Methods

tRNAscan-SE input consists of DNA or RNA sequences in FASTA format. tRNA predictions are output in tabular, ACeDB, or an extended format including tRNA secondary structure information. tRNAscan-SE does no tRNA detection itself, but instead negotiates the flow of information between three independent tRNA prediction programs, performs some post-processing, and outputs the results (Figure 2.1).

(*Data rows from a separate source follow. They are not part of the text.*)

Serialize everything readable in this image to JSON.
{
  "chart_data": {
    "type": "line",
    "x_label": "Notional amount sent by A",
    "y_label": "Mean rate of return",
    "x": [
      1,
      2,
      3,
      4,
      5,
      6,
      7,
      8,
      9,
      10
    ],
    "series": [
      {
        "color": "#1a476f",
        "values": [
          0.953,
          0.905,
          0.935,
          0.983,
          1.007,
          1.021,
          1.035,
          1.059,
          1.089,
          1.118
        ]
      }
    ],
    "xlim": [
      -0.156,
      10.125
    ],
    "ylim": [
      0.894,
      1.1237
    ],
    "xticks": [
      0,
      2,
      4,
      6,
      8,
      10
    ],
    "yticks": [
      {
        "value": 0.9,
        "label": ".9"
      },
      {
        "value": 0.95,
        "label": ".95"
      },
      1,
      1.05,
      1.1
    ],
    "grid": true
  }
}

**Figure 2.1:** **Schematic diagram of tRNAscan-SE algorithm.** Steps carried out by tRNAscan-SE are shown in ovals and rounded-edge boxes. tRNA selection and analysis performed by external programs are shown in rectangles.
$\resizebox{!}{7.0in}{\includegraphics{figures/tRNAscan-SE-flowchart.eps}}$

tRNAscan-SE works in three phases. In the first stage, it runs tRNAscan and the Pavesi algorithm on the input sequence. The first of these two programs is an optimized version of tRNAscan 1.3 [Fichant & Burks, 1991]. The other is an implementation of the Pavesi search algorithm [Pavesi et al., 1994] which we call EufindtRNA. Results from both programs are merged into one list of candidate tRNAs. Intron information from tRNAscan 1.3 is discarded because its intron predictions are typically unreliable. Analysis with the tRNA covariance model at a later stage (described below) allows non-ambiguous determination of intron boundaries.

In the second stage, tRNAscan-SE extracts the candidate subsequences and passes these segments to the covariance model search program covels [Eddy & Durbin, 1994]. Seven flanking nucleotides on both sides of the candidate tRNAs are included in the subsequence in case the tRNA was truncated by the initial prediction. The covels search program applies a tRNA covariance model (TRNA2.cm) that was made by structurally aligning 1415 tRNAs from the 1993 Sprinzl database [Steinberg et al., 1993]. 87 non-canonical ``group III'' sequences and 509 RNA sequences were removed from the complete 2011 sequence database as described in [Eddy & Durbin, 1994]. To improve intron prediction, intron sequences were manually inserted into the Sprinzl alignment for 38 intron-containing tRNAs of known genomic sequence.

Finally, tRNAscan-SE takes predicted tRNAs that have been confirmed with covels log odds scores of over 20.0 bits, trims the tRNA bounds to those predicted by covels, and runs the covariance model global structure alignment program coves [Eddy & Durbin, 1994] to get a secondary structure prediction. The tRNA isotype is predicted by identifying the anticodon within the coves secondary structure output. Introns are identified from this output as runs of five or more consecutive non-consensus nucleotides within the anticodon loop.

tRNAscan-SE uses heuristics to try to distinguish pseudogenes from true tRNAs, primarily on lack of tRNA-like secondary structure. A second tRNA covariance model (TRNA2ns.cm) was created from the same alignment, under the constraint that no secondary structure is conserved (this model is effectively just a sequence profile, or hidden Markov model). By subtracting a tRNA's similarity score to the primary structure-only model from that using the complete tRNA model, a secondary structure-only score is obtained. In Bayesian terms, this difference can be viewed as the evidence for the complete tRNA model, as opposed to a structure-less, sequence-only pseudogene model. We observed that tRNAs with low scores for either component of the total score were often pseudogenes. Thus, tRNAs are marked as likely pseudogenes if they have either a score of less than 10 bits for the primary sequence component of the total score, or a score of less than 5 bits for the secondary structure component of the total score. Selenocysteine tRNAs are not checked by these rules since they have atypical primary and secondary structure. Final tRNA predictions are then saved in tabular, ACeDB, or secondary structure output format.